For a while, it was going to be Tuscany… but, when we decided that we wanted to stay domestic, we then realized that we had to include wine as a part of our trip. Thus, having Napa Valley as a part of the trip made total sense. San Francisco was a natural addition as I typically fly in and out of SFO when traveling to Napa, and Yosemite was added because I insisted that we go somewhere I’ve never been before.
When I don’t have as much focus as to where I want to go, I’ll usually price out a few different locations (round trip flights, hotels, transportation, etc) before I make my final decision. I actually did this last year when I went to London and Paris – it was between that trip, Spain, and Croatia, and – obviously – London and Paris won due to some super clutch prices on flights.
Talk to your friends & read blogs
Before I ever book a flight, I ask my friends about their experiences at my chosen destination. Where did they stay? Do they recommend a certain hotel or even a neighborhood? What kinds of activities did they do? What do I have to do while there? Typically, my friends (and fellow bloggers) have some great recommendations. From their lists/recommendations, I’m able to make a high-level itinerary and choose a few hotels to research.
Some of my favorite bloggers to follow for their travel recommendations are World of Wanderlust, Gal Meets Glam, Hand Luggage Only, and The Londoner. I’ve actually made a travel collection on Bloglovin’ containing all of the places I want to visit.
Book your flights
After my high-level research, I head to kayak.com to figure out when I should book my flight. Kayak has this great feature that says if their algorithm believes the prices will increase for your flights. I highly recommend using their +/- 3 days feature if you have a flexible travel schedule – it will tell you when is the cheapest day to leave and the cheapest day to return. Obviously, keep the cost of your hotel room per night in mind (aka don’t add a day to your trip in order to save $200 on flight fees if you think your hotel will end up being $300/night). I typically then head to Expedia or Priceline to purchase, as you can often find extra savings through those.

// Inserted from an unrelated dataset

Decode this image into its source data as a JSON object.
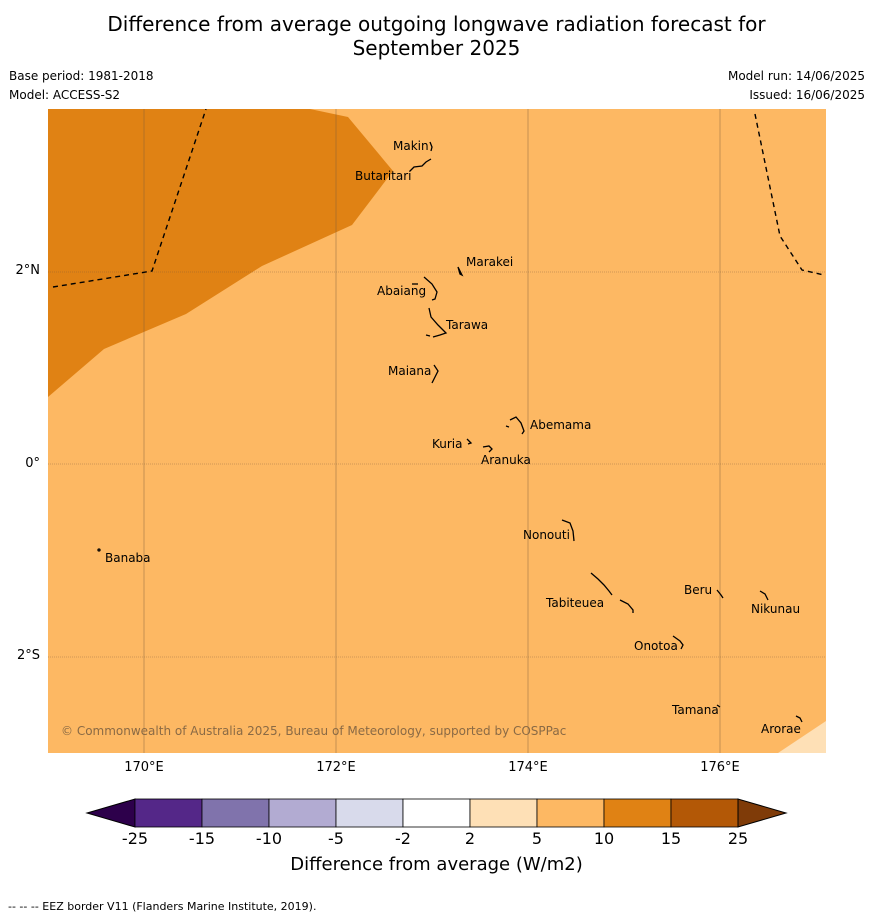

It is worth noting that I try to use my airline points whenever possible to cover my fares. This past trip, all of my flights were completely covered using points, reducing the overall cost of the trip substantially.
Book your hotel
Many hotels offer discounts if you book/pay in advance, so I highly recommend booking as early as possible. I’ll usually compare pricing for at least 7-10 hotels in each destination before booking.
For bloggers who have a travel vertical: reach out to hotels (at least 5-7 per destination) ahead of time. A lot of hotels are eager to partner with bloggers to help expand their media footprint. Sometimes, hotels will offer you comped or partially comped stays; sometimes, they’ll offer you comped or partially comped services; sometimes, they’ll offer you absolutely nothing. But you’ll never know until you ask.
Plan your stay
Go back to the lists provided by friends and your findings from various blogs. Scour Instagram. Find the places you definitely want to check out – be they restaurants, museums, local hangouts, or even tourist traps. Sometimes, cities even have their own sites that can be super helpful; for instance, I love using NYMag.com to find restaurants and bars in New York City.
Create a very loose itinerary including a few of these places. And then stop. The trick is to have just enough planned so that you have an idea of what you’ll be doing… but not so much that you feel like you’re missing out if you’re skipping plans.
Always remember that half of the fun of traveling is getting lost. You’ll stumble across a hole-in-the-wall Israeli restaurant in Paris that turns out to be delicious. You’ll find the most gorgeous spot in Napa to take a nap. You’ll make friends with random strangers at a bar who keep you entertained all night.
So my #1 tip for learning how to plan an adventure? Don’t do too much planning – it’s all part of the adventure!